13. East Timor Votes for Independence (02:38)

The polls have closed, and José Ramos Horta and other East Timorese wait for the results. Horta is interviewed on television and expresses his desire to return to East Timor as soon as possible, after being exiled for 23 years.

14. Violence and Massacre in East Timor (03:18)

On September 4, 1999, results of the ballot are posted: 78.5% vote for independence. Within hours of the vote being declared, houses of pro-independents in Dili were set on fire. Violence erupts and Dili is shut down as large-scale massacres take place.

15. Timor Is Destroyed (01:57)

Within days of the vote for independence, much of Timor is burned to the ground. Many people escape to guerilla strongholds. The UN sends a fact-finding mission to Indonesia, and President Clinton arrives on a diplomatic mission.

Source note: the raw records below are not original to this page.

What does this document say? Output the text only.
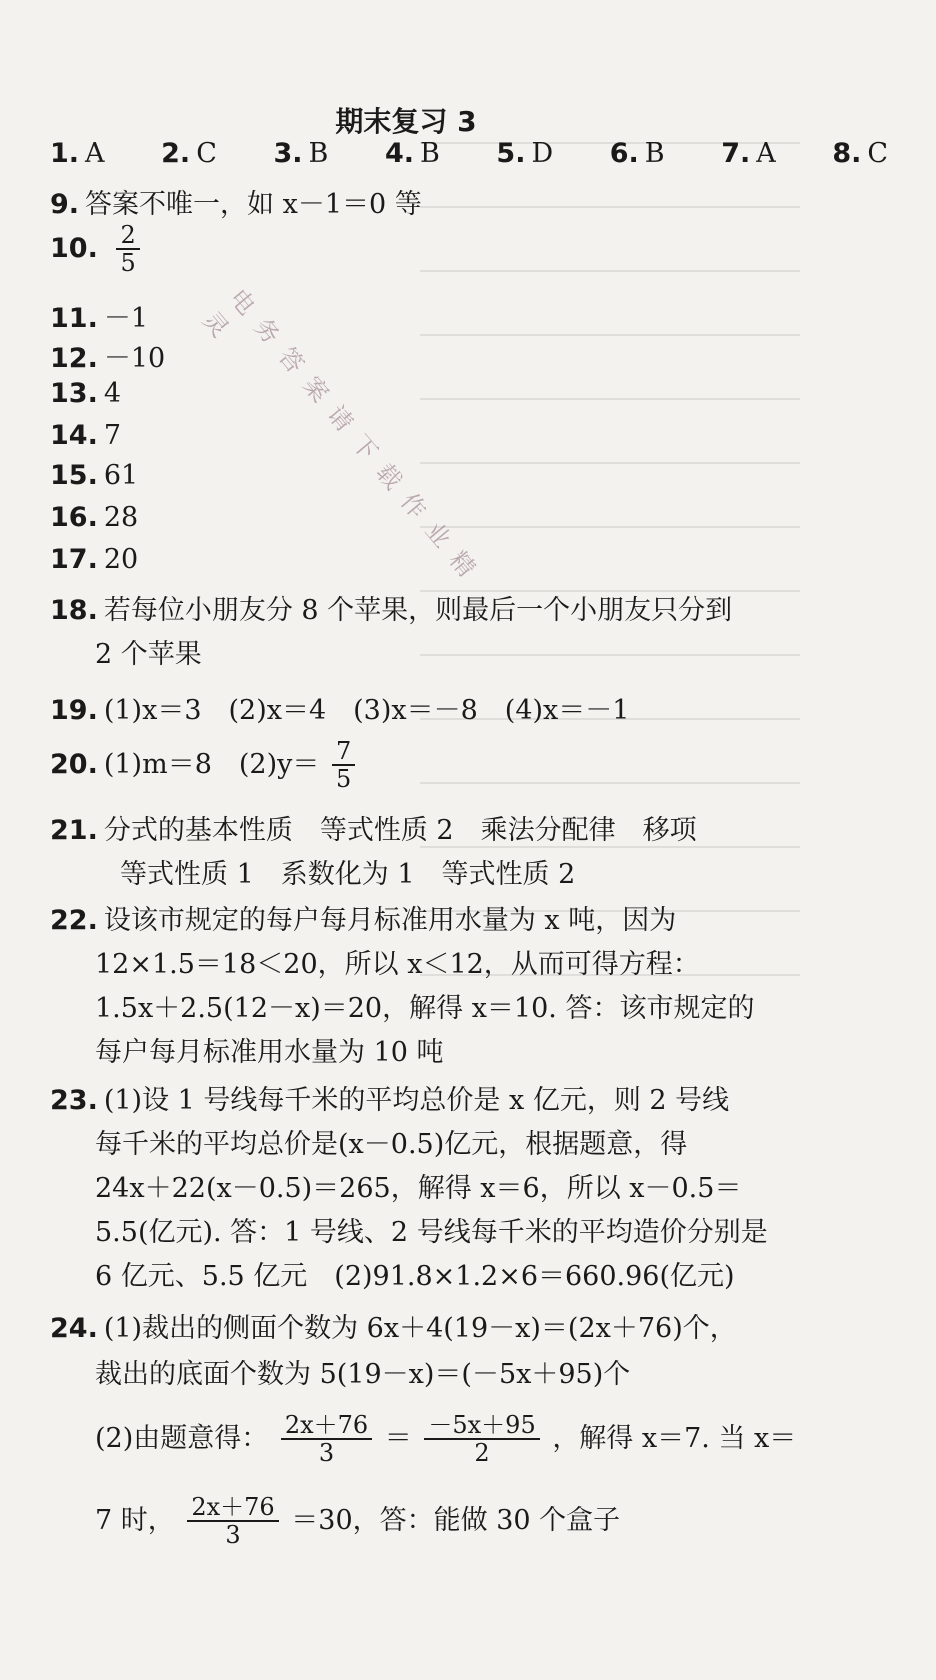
电务答案请下载作业精灵
期末复习 3
1. A 2. C 3. B 4. B 5. D 6. B 7. A 8. C
9. 答案不唯一，如 x－1＝0 等
10. $\frac{2}{5}$
11. －1
12. －10
13. 4
14. 7
15. 61
16. 28
17. 20
18. 若每位小朋友分 8 个苹果，则最后一个小朋友只分到
2 个苹果
19. (1)x＝3　(2)x＝4　(3)x＝－8　(4)x＝－1
20. (1)m＝8　$(2)y= \frac{7}{5}$
21. 分式的基本性质　等式性质 2　乘法分配律　移项
等式性质 1　系数化为 1　等式性质 2
22. 设该市规定的每户每月标准用水量为 x 吨，因为
12×1.5＝18＜20，所以 x＜12，从而可得方程：
1.5x＋2.5(12－x)＝20，解得 x＝10. 答：该市规定的
每户每月标准用水量为 10 吨
23. (1)设 1 号线每千米的平均总价是 x 亿元，则 2 号线
每千米的平均总价是(x－0.5)亿元，根据题意，得
24x＋22(x－0.5)＝265，解得 x＝6，所以 x－0.5＝
5.5(亿元). 答：1 号线、2 号线每千米的平均造价分别是
6 亿元、5.5 亿元　(2)91.8×1.2×6＝660.96(亿元)
24. (1)裁出的侧面个数为 6x＋4(19－x)＝(2x＋76)个，
裁出的底面个数为 5(19－x)＝(－5x＋95)个
(2)由题意得： $\frac{2x+76}{3} = \frac{-5x+95}{2}$ ，解得 x＝7. 当 x＝
7 时， $\frac{2x+76}{3} =30$，答：能做 30 个盒子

16. East Timor: Genocide? (02:17)

José Ramos Horta goes before television cameras to express his deep regret and fear that genocide at the hands of the Indonesians will go unchecked. Film footage shows the town of Dili laid to waste.

17. Victory for José Ramos Horta and for East Timor (04:08)

José Ramos Horta appeals to Cardinal Sin for help in getting peaceful resolution in East Timor. Horta talks with President Clinton, who had already put pressure on Jakarta. Jakarta accepts UN peacekeeping forces in East Timor.

18. Victory: Peacekeepers Arrive in East Timor (03:57)

On September 20, 1999, multinational peacekeeping forces arrive in East Timor and Indonesian troops pull out without incident. Xanana Gusmao returns to cheering crowds of East Timorese. Horta returns to his homeland after 24 years of exile.

19. East Timor: Freedom at Last (03:05)

Upon his return to East Timor, José Ramos Horta observes the destruction left behind by the Indonesian army, or what Horta calls "A monument of shame." East Timorese call for public executions of Indonesian generals. Horta calls for forgiveness.

20. Victory of Justice in East Timor (01:12)

José Ramos Horta explains his political orientation to reporters. He calls himself a social democrat who was not fighting for an ideology, but he fought for justice for East Timorese people.